On paper, the last Budget of the LDF tenure looks like a miracle.
The state's revenue has dropped to a historic low and government expenditure is projected to shoot up in the coming fiscal. Being an election year, finance minister Thomas Isaac has announced virtually no new resource mobilisation measures either.
Yet, in what can be considered magic of fiscal containment, revenue and fiscal deficits have dipped appreciably.
But a close reading of the Budget documents would reveal that, like any good magic, Isaac's Budget feat was just make-believe, a mere illusion.
Isaac's magic number
It is usual for a magician to draw the attention of the viewers elsewhere when he wants to fool them. Likewise, by captivating his audience with grand plans for employment generation and poverty eradication, Isaac shrewdly buried improbable revenue estimates inside maddeningly obscure budget documents that the layman normally keeps away from. Higher revenue receipts lower deficits.
It is these crazily unbelievable figures that have given Kerala economy the unlikely impression of being stable and Isaac the image of a fiscally prudent leader.
This is a trick that finance ministers usually resort to. But Isaac seems to have taken things to the extreme.
In his last year's (2020-21) budget speech, made eight days after the first Sars-CoV-2 case in the country was detected in Kerala on January 30, Isaac had estimated a tax collection of Rs 67,420.01 crore. This meant a 21 per cent growth in tax collection over 2019-20 fiscal, wildly optimistic considering that tax growth had never gone above 10 per cent during the last seven fiscals.

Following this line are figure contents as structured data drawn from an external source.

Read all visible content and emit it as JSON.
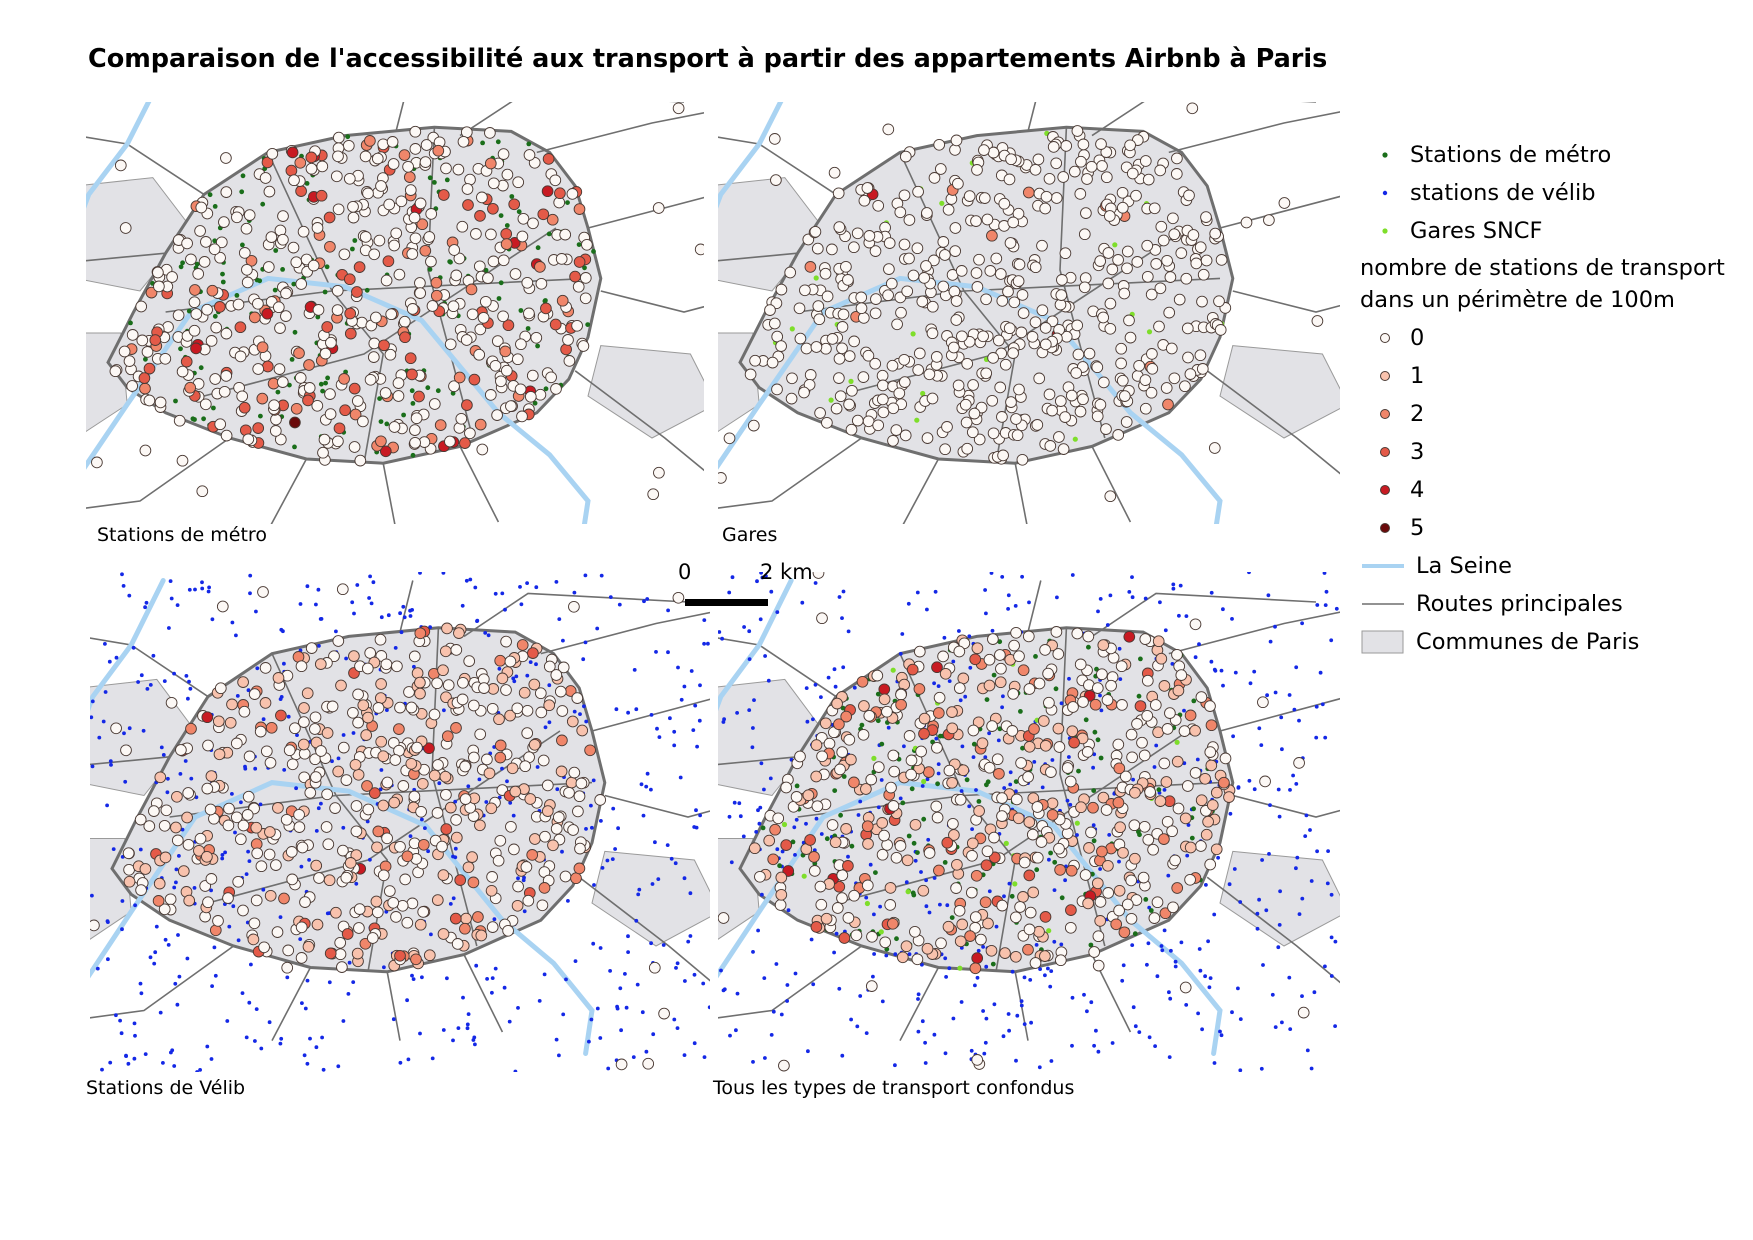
{
  "title": "Comparaison de l'accessibilité aux transport à partir des appartements Airbnb à Paris",
  "colors": {
    "background": "#ffffff",
    "commune_fill": "#e2e2e6",
    "commune_stroke": "#9a9a9a",
    "road": "#6f6f6f",
    "seine": "#a9d3f2",
    "metro": "#1a6e1a",
    "velib": "#1428e6",
    "gare": "#7ede2a",
    "airbnb_stroke": "#4a3a34",
    "class_colors": [
      "#fcf8f5",
      "#f8c2ad",
      "#f0866a",
      "#e45a48",
      "#c81a22",
      "#6a0a0a"
    ]
  },
  "panels": [
    {
      "id": "metro",
      "caption": "Stations de métro",
      "layers": [
        "metro"
      ]
    },
    {
      "id": "gares",
      "caption": "Gares",
      "layers": [
        "gare"
      ]
    },
    {
      "id": "velib",
      "caption": "Stations de Vélib",
      "layers": [
        "velib"
      ]
    },
    {
      "id": "all",
      "caption": "Tous les types de transport confondus",
      "layers": [
        "velib",
        "metro",
        "gare"
      ]
    }
  ],
  "scalebar": {
    "start": "0",
    "end": "2 km"
  },
  "legend": {
    "metro": {
      "label": "Stations de métro",
      "icon": "small-dark-green-dot"
    },
    "velib": {
      "label": "stations de vélib",
      "icon": "small-blue-dot"
    },
    "gare": {
      "label": "Gares SNCF",
      "icon": "small-light-green-dot"
    },
    "classes_title_1": "nombre de stations de transport",
    "classes_title_2": "dans un périmètre de 100m",
    "classes": [
      "0",
      "1",
      "2",
      "3",
      "4",
      "5"
    ],
    "seine": {
      "label": "La Seine",
      "icon": "light-blue-line"
    },
    "routes": {
      "label": "Routes principales",
      "icon": "grey-line"
    },
    "communes": {
      "label": "Communes de Paris",
      "icon": "grey-rectangle"
    }
  }
}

Even in the best of fiscals, when the state's growth shot above the national average, the state tax collection growth had never topped 10 per cent.
As it turned out, the tax revenue fell to Rs 45,272.15 crore, falling short by Rs 22,147.86 crore of the budget estimate. This was a drop of nearly 35 per cent from the budget estimate but, shockingly, was 11 per cent lower than even the tax collection of the previous fiscal (2019-20).

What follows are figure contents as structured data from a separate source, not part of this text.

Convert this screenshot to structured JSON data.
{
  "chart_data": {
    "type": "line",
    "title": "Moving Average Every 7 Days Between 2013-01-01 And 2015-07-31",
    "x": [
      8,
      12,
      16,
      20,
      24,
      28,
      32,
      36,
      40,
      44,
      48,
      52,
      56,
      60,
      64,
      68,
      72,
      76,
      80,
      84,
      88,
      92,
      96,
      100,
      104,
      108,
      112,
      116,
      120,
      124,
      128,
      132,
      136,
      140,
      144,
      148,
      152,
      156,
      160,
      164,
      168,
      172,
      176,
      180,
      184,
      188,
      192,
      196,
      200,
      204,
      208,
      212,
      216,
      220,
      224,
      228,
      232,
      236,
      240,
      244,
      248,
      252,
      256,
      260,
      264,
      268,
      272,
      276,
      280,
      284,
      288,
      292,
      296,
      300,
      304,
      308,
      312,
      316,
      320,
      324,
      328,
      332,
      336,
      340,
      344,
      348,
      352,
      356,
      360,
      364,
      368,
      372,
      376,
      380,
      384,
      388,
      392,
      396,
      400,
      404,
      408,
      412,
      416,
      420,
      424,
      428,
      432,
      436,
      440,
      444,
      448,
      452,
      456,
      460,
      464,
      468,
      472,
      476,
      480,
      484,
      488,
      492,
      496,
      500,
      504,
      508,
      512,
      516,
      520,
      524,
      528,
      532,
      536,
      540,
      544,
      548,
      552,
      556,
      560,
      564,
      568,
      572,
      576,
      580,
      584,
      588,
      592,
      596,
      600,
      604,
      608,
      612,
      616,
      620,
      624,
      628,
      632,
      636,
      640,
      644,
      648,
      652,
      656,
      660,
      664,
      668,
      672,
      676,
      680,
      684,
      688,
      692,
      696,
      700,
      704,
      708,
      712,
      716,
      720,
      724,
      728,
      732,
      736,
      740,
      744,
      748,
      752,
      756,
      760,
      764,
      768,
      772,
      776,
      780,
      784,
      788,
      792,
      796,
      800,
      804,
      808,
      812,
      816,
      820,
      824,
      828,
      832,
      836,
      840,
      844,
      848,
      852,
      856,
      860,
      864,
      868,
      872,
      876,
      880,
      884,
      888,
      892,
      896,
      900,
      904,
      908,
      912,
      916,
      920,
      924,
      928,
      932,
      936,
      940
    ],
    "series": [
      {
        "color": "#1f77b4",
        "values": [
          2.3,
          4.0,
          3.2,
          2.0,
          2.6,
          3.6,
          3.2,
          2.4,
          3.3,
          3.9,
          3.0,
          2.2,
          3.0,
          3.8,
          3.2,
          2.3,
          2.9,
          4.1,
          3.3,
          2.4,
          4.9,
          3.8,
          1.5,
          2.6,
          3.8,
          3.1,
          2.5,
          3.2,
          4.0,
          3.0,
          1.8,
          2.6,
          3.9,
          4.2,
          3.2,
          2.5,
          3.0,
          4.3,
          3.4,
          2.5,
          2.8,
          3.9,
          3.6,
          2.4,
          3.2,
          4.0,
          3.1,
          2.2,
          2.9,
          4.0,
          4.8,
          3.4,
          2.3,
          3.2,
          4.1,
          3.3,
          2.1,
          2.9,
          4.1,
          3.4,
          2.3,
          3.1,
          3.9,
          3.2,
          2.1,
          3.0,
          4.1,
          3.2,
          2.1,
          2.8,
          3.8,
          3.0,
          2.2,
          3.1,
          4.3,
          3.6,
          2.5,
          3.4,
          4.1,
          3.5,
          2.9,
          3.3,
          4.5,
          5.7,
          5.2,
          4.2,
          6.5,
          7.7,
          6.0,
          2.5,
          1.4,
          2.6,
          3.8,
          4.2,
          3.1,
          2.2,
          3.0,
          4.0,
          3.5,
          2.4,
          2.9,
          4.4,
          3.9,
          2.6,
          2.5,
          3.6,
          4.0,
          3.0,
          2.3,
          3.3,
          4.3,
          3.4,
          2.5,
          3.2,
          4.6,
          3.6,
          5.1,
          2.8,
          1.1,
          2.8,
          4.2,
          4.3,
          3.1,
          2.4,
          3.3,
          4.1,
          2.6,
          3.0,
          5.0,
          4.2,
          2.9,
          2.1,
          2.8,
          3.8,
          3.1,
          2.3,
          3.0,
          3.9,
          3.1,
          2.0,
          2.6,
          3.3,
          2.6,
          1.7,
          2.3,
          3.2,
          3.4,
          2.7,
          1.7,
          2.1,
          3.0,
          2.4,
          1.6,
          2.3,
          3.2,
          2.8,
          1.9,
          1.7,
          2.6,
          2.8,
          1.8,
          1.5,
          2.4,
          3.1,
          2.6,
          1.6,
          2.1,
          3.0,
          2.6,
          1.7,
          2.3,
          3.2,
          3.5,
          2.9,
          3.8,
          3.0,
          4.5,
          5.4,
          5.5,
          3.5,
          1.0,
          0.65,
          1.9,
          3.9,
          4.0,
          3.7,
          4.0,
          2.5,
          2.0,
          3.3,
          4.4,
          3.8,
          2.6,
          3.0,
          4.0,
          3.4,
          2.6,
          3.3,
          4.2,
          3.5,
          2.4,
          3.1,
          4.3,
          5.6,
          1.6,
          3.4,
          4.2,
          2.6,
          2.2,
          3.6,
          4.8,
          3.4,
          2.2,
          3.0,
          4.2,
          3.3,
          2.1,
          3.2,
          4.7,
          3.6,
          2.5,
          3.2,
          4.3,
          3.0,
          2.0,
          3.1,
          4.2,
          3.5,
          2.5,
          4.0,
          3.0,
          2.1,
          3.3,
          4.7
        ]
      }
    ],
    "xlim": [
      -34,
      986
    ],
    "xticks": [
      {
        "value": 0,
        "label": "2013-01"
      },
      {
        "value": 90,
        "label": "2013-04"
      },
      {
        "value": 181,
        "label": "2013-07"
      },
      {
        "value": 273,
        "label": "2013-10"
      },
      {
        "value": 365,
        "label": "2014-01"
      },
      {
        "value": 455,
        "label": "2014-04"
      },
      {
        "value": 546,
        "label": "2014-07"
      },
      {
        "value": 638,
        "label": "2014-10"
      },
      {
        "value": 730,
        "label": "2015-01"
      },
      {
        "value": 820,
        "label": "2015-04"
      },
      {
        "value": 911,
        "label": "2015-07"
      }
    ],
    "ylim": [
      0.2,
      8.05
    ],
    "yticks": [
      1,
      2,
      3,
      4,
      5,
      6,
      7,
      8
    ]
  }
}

This was the first time Kerala recorded a negative growth rate in tax collection in the last half-century.
Clearly, COVID-19 has to take most of the blame. The government also cannot be faulted, in fact, it should be highly commended, for stepping up welfare measures during the pandemic.
Revenue deficit, expectedly, rose from 1.70 per cent to a decade-high of 2.94 per cent, and fiscal deficit shot up from 2.79 per cent to 4.25 per cent, which again is a decade-high figure.
But this year's budget makes it seem as if COVID-19 was a minor disturbance with no long term repercussions. All of a sudden, revenue and fiscal deficits have fallen to old normal levels.
Calculations on a flying carpet
Isaac has wowed his audience but here is how he pulled off the feat. Using some extraterrestrial logic, Isaac has estimated that there will be a 61.5 per cent increase in tax collection during 2021-22 fiscal. Tax revenue, Isaac's budget figures show, will swell from Rs 45, 272.15 crores this fiscal to Rs 73,120.63 crore in 2012-22.
Non-tax revenues (mostly lotteries) are also subjected to such steroidal optimism in Budget 2021-22. Annual non-tax revenue growth, which conventionally is either stagnant or appreciates only marginally (less than 5 per cent), is also estimated to increase by 62.7 per cent. From Rs 9121.27 crore this fiscal, it is expected to yeast up to 14,835.79 crores.
Never before has a finance minister propelled his optimism on a flying carpet borrowed from Arabian Nights. When a magician defies earthly laws, it is fun. It is not when a finance minister does so.
Here are the rates of growth in tax revenue in the years (2016 to 2018) when Kerala, according to the latest Economic Review, staged a revival in growth: 8.2 per cent in 2016-17, 10.1 per cent in 2017-18, 9 per cent in 2018-19. 9.9 per cent in 2019-20.
Even during Kerala's best years, during Isaac last tenure under V S Achuthanandan and the early two years of KM Mani under Ommen Chandy, the growth in taxes has never crossed 23 per cent.
Poor man smoking a pipe
On election eve, restraint is not a sensible virtue. A whimsical estimate of tax and non-tax buoyancy was perhaps the only option left to him to pull down both the revenue and fiscal deficits, to 1.93 and 3.5 per cent respectively.
Votes probably were not Isaac's sole concern. Healthy deficit indicators, he knows, are necessary if banks and lending agencies are to continue backing his pet project: Kerala Infrastructure Investment Fund Board (KIIFB).
In short, what Isaac did was the equivalent of showing off as rich a debt-stricken man fitted out in a borrowed double-breasted coat and dangling a discarded smoking pipe in between his undernourished lips.